Commémorations et expositions : Grenoble se souvient

Nov 5, 2013 | 3e circonscription, Actualités | 0 commentaires

Émotion et recueillement à l’occasion de l’hommage rendu aux Troupes de montagne, du 69e anniversaire de la remise de la Croix de la Libération à la Ville de Grenoble par le général de Gaulle et du 70e  anniversaire des événements de novembre 1943 en présence notamment du colonel MOORE, Délégué national du Conseil national des communes « Compagnon de la Libération », du Général HOUSSAY,  Commandant la 27e Brigade d’Infanterie de Montagne, et du Général KLEIN, Président de la Fédération pour le rayonnement et l’entraide des soldats de montagne (FRESM).

Une journée rythmée par de nombreux temps forts: réunion au mémorial des troupes de Montagne sur le Mont Jalla, inauguration de la plaque à la mémoire des soldats de la garnison morts pour la France en Afghanistan devant le Musée des Troupes de Montagne à la Bastille, dépôt de gerbe du Conseil National des Communes Compagnon de la Libération devant la plaque des treize Compagnons de la Libération de l’Isère et inauguration des expositions « Résister ! Les Compagnons de la Libération 1940-1945 » et « Grenoble-Isère 1943, Résistance et répressions – portraits »

L’occasion dire et redire le souvenir ému et fidèle qui unit les Grenoblois aux soldats de montagne, à celles et ceux qui ont laissé leur vie ou sacrifié leur intégrité dans ce combat sans fin pour la paix. Et de rappeler, au-delà de la seule gratitude, leur amitié à celles et ceux qui s’engagent aujourd’hui en leur nom de par le monde pour la défense des valeurs de la République et de la démocratie.
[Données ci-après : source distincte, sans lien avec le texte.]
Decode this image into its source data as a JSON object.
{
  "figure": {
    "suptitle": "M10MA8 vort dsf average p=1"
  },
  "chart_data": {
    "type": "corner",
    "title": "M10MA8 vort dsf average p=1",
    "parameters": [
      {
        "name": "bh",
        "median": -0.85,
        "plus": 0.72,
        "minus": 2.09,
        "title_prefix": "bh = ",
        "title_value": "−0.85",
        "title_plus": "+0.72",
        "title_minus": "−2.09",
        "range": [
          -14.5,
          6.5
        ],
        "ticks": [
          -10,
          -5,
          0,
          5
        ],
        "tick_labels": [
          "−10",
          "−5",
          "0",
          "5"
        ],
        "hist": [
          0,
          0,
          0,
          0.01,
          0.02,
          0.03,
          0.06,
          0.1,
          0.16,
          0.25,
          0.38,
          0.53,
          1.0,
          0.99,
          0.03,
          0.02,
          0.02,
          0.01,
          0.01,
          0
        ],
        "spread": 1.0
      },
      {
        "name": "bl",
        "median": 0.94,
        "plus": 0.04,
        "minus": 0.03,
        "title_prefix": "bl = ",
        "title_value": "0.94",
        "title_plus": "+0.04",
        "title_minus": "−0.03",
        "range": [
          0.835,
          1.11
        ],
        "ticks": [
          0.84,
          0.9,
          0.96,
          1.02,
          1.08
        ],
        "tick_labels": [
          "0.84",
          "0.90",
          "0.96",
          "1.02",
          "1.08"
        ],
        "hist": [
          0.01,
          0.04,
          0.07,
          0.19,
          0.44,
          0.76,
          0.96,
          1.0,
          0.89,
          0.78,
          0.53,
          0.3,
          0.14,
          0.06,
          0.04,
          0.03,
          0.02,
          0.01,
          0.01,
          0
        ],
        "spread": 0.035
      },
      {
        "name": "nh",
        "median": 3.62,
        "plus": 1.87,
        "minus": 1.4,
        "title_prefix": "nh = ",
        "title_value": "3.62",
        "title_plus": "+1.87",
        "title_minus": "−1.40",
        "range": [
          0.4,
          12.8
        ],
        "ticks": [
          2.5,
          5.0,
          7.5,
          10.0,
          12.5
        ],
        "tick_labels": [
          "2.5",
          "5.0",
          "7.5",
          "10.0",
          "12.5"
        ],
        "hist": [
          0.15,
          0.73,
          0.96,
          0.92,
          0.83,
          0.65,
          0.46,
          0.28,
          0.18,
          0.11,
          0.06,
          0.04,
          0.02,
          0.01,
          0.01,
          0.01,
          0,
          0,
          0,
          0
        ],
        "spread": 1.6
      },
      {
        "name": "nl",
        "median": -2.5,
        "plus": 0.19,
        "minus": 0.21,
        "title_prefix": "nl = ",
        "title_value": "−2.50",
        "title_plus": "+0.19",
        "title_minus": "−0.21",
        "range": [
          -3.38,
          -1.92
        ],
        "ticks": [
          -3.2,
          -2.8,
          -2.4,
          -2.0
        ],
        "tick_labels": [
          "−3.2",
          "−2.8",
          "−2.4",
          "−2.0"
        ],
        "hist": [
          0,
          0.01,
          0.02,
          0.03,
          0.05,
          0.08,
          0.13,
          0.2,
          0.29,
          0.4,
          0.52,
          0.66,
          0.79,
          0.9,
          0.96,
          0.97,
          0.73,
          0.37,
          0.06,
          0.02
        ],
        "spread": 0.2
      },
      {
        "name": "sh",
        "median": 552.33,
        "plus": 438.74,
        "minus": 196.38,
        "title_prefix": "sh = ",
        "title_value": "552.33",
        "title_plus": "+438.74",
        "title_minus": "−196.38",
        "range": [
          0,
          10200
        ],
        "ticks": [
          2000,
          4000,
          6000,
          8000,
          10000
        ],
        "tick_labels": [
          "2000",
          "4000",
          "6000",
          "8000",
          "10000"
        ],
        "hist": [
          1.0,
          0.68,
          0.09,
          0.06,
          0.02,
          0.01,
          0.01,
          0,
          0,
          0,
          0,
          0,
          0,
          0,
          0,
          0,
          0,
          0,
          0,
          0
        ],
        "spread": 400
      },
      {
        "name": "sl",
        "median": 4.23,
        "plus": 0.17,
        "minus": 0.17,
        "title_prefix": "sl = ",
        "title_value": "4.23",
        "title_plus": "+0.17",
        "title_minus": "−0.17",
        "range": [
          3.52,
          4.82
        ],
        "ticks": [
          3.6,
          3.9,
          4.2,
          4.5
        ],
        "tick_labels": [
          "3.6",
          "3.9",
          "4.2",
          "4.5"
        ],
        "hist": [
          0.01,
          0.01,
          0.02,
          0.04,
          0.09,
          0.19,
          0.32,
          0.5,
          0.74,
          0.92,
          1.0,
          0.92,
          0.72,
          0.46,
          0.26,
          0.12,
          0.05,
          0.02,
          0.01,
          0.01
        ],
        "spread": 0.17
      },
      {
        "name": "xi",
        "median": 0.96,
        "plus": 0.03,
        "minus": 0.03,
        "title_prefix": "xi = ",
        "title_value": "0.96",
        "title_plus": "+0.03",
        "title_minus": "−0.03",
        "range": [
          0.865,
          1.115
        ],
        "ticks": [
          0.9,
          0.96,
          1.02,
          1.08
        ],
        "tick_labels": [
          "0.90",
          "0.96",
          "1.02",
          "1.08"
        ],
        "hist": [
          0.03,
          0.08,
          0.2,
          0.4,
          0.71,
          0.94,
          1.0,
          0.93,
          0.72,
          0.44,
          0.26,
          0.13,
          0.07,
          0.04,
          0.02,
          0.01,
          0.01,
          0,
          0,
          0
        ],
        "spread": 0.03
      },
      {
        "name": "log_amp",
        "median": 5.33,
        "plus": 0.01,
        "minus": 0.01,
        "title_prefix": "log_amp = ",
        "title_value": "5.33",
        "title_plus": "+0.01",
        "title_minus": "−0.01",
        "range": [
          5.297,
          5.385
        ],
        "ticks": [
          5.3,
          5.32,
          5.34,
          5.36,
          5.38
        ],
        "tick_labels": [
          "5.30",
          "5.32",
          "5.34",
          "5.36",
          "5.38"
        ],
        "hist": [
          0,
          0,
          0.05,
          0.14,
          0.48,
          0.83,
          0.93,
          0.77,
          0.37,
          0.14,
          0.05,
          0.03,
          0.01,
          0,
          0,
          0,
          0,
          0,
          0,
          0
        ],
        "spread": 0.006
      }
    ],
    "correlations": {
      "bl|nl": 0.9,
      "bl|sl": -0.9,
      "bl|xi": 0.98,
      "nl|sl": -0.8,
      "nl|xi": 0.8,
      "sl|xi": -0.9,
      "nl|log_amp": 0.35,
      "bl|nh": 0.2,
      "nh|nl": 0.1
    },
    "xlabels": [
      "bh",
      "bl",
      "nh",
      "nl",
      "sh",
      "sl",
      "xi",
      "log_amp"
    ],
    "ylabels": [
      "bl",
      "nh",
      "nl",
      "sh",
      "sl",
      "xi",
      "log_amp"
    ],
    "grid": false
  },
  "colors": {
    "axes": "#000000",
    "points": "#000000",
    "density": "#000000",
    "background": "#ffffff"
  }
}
Si  la traditionnelle proximité entre les troupes de montagne et la population des Alpes a été amoindrie par la suppression de la conscription et la professionnalisation des Armées, elle n’a pas été rompue – et j’ai insisté sur le fait qu’il est de notre responsabilité partagée de l’entretenir.

L’occasion également de rendre un hommage appuyé aux soldats tombés en opération extérieure : le chef d’escadron Christophe SCHNETTERLÉ, le major Denis ESTIN, le major Fabien WILLM, le maréchal des Logis Geoffrey BAUELA et le major Franck BOUZET. Ils sont morts au nom de valeurs justes et nobles. Les valeurs de paix, de liberté, de démocratie, de souveraineté des peuples. Comme l’a rappelé dernièrement le Président de la République : « La France doit à son armée une part éminente de sa grandeur, de son indépendance, de son rayonnement dans le monde, aussi. Elle lui doit d’être restée une Nation libre, et de pouvoir défendre l’idée qu’elle se fait de la dignité de l’Homme. Elle lui doit de pouvoir veiller sur son idéal ».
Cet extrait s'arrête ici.